I agree completely that there are problems, and it seems quite typical that people in this situation are happy to abuse the goodwill of the Linux community in this way. I really, really don’t like this and would have hoped that the academic community could have been persuaded to behave in a better way than this by now. (Well, assuming that the survey actually has anything to do with the academic community, and this isn’t just being used as a cover story.)
I am a bit disturbed by the fact that these surveys always seem a bit ‘cookie cutter’ and bland, in that set-up is usually the same (It is academic, but no contact details (and it isn’t usually one of the bigger academic institutions, for which confirmation might be easier), it is part of something bigger, but there won’t be anything at all about the overall aim, and the inference is that you are helping some deserving soul towards a qualification, but without anything on which you could judge whether they really are deserving).

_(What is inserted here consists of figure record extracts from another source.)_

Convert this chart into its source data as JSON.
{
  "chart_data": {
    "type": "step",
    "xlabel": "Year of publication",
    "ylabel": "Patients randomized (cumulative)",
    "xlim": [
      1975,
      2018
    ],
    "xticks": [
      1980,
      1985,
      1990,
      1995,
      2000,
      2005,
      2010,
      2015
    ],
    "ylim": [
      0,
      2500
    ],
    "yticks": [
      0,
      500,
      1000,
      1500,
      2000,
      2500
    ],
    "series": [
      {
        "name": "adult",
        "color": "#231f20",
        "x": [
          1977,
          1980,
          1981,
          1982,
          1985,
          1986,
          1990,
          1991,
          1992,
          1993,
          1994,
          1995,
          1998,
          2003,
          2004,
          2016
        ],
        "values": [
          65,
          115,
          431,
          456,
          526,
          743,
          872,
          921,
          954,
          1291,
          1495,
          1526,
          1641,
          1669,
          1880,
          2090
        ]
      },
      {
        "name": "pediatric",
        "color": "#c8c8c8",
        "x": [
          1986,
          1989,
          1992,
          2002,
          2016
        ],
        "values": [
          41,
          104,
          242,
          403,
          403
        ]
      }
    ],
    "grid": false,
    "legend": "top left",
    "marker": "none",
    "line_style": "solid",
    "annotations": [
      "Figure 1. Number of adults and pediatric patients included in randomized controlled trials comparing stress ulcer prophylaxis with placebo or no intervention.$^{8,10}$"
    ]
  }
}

At lest, so far, I have never seen any response like ‘I got 73 responses from Linux users and 125 from Windows users, so percentage-wise Linux users were the most helpful; thank you for that!l’. Or even the reverse. This makes my feel that either:
the person carrying out the survey just wants a tick in that box and doesn’t really care, once other people have done the work that they can put in their report
the real aim is rather different from the superficial aim, and they want to keep that secret
I’d really like to hear back on this occasion; I might not take the response at face value, but at least it would be something.
You would have thought that, in such cases, the author would look back, whether this is legit or whether it is an attempted scam. Having seen these things before, I can say that it is surprising that in such cases that frequently the author fails to make any post beyond the first one. You might have thought either ‘thanks’ or ‘go away and die’ (roughly) would have been appropriate. It may be that this is evidence of some kind of class exercise in which they aren’t really interested, or it may be something else. And this survey may be different from the rest. Or, not.